2. and 3. If I am to be a Christian, a follower of Christ, it would be pretty pathetic if I did not believe in Christ and his acts of salvation. I maintain that every religion must have some kind of mystery to it, something that we cannot comprehend as humans because we trust that there is an infinite higher power at work. I believe that the Bible is true in its statement of what is explained in points 2-3, but that doesn't mean that I don't think point 2 can be interpreted. Does that make any sense? If you want, I can flesh that out for you at some point, too.

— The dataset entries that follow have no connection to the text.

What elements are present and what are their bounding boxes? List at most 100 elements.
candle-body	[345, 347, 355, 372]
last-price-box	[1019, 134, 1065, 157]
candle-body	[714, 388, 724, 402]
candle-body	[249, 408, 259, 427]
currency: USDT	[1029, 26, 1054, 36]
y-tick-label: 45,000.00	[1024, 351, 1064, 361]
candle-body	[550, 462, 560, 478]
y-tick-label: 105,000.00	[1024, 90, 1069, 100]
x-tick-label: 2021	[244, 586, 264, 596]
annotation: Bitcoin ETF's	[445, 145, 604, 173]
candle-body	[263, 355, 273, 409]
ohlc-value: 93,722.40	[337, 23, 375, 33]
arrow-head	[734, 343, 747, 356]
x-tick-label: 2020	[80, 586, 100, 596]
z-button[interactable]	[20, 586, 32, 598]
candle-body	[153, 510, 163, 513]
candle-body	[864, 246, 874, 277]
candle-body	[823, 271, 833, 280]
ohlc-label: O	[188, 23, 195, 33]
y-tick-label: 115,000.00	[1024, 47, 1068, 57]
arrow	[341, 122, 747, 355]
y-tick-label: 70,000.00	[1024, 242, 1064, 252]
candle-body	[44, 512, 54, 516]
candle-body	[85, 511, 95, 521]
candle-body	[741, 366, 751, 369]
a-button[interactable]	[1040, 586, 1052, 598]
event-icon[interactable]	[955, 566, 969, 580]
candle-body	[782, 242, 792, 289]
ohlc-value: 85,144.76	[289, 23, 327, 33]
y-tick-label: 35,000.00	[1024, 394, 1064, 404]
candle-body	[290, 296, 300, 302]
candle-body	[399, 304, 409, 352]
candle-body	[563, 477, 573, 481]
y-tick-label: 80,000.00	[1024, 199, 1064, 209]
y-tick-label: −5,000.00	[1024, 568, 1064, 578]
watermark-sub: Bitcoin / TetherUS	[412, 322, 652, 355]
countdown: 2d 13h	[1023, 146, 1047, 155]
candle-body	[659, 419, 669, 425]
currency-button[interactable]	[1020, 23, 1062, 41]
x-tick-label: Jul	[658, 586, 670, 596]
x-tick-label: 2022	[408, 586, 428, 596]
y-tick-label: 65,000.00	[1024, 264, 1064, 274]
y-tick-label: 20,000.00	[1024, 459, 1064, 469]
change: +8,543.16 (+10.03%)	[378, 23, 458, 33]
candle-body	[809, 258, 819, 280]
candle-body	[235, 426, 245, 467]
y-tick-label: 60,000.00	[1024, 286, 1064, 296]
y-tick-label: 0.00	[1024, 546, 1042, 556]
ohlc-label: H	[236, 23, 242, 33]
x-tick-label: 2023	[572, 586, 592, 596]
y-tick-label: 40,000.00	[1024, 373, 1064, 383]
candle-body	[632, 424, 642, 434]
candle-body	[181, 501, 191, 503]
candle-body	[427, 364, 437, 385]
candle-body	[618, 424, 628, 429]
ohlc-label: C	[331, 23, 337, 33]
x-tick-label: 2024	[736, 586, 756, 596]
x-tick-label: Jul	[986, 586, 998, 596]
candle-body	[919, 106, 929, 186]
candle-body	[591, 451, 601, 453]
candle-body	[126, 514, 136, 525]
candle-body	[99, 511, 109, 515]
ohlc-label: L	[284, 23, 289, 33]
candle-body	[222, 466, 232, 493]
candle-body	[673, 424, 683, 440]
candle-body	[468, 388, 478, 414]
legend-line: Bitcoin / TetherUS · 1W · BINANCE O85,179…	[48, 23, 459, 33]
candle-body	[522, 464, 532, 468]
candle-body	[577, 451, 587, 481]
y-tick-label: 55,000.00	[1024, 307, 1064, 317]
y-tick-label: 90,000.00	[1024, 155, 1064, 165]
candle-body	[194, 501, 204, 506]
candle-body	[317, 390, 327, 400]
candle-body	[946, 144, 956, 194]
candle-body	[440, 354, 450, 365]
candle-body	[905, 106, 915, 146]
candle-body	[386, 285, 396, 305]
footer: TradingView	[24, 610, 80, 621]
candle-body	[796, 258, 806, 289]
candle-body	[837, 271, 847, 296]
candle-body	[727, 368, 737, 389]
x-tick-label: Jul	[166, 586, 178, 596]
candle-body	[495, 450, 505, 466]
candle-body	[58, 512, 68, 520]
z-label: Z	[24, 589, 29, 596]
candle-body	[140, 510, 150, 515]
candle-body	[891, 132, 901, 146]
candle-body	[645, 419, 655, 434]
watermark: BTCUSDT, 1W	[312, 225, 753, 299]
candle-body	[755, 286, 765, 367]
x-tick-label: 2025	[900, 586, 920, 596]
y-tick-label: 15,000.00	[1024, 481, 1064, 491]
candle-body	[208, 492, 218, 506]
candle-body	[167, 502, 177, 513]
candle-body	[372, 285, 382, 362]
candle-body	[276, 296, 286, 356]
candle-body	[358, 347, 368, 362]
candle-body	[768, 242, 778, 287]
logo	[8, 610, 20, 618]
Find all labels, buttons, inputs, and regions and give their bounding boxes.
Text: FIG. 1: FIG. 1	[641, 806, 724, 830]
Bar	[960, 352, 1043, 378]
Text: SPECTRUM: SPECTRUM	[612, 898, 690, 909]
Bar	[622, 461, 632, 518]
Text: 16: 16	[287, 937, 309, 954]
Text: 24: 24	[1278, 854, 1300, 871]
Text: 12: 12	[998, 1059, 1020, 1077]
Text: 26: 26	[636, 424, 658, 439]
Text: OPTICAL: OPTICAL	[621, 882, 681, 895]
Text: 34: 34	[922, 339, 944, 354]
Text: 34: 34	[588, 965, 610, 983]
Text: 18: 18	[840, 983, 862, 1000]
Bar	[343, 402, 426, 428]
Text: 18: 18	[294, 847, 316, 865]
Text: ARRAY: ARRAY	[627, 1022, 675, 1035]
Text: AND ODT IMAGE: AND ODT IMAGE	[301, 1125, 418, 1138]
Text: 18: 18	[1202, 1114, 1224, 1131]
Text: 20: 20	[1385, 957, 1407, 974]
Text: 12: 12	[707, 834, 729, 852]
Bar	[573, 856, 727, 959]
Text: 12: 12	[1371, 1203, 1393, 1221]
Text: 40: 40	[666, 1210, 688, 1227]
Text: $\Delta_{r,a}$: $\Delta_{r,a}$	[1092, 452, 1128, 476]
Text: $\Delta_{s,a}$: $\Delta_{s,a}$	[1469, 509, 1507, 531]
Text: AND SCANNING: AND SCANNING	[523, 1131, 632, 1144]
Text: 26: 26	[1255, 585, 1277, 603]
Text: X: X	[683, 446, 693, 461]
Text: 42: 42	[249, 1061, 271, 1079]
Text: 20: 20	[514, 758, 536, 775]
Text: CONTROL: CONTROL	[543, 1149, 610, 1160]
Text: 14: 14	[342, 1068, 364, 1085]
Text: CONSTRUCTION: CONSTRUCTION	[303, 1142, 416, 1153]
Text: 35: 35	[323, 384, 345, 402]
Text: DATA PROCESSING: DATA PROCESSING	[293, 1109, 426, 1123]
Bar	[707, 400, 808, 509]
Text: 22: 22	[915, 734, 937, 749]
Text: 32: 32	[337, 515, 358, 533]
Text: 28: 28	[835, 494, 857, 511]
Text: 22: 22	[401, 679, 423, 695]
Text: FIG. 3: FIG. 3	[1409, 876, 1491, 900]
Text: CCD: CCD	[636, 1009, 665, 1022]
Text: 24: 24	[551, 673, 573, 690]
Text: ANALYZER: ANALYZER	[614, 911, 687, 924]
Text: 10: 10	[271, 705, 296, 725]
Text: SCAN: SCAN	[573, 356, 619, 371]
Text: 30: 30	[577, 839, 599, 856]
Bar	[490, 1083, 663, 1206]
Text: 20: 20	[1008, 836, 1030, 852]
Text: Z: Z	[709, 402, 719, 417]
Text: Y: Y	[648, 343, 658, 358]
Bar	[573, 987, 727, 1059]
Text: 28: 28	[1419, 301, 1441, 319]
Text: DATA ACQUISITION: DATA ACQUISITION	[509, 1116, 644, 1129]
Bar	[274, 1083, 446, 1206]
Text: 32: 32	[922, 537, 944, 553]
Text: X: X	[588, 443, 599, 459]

4. I think the Trinity is an important concept for Christianity, because it is how God has chosen to meet Christians' needs. If Jesus Christ is not God, how could be save humanity? If the Holy Spirit does not exist, then we should all be deists because God is not providing for a means to be active in the world since Christ's ascension.
5. Christians should be united and help one another, and view each other as part of a larger universal faith, even if we have denominational differences.
6. Whether or not you believe in an afterlife (I know people who define themselves as 'Christian' who don't; such as the Seventh-Day Adventists and their belief in the soul sleep doctrine), it would seem logical to me that it should exist. Heaven is not discussed in the Bible in very literal terms, as far as I know, so I feel comfortable believing that God exists and that she has a place to live. Since God is love, why wouldn't she want me to come join her there someday? If humanity was created to commune with and worship God, then it makes sense that there would be an afterlife.
So... as for literal vs. non-literal interpretation... I don't see where that hinders me in believing the basic tenets of Christianity.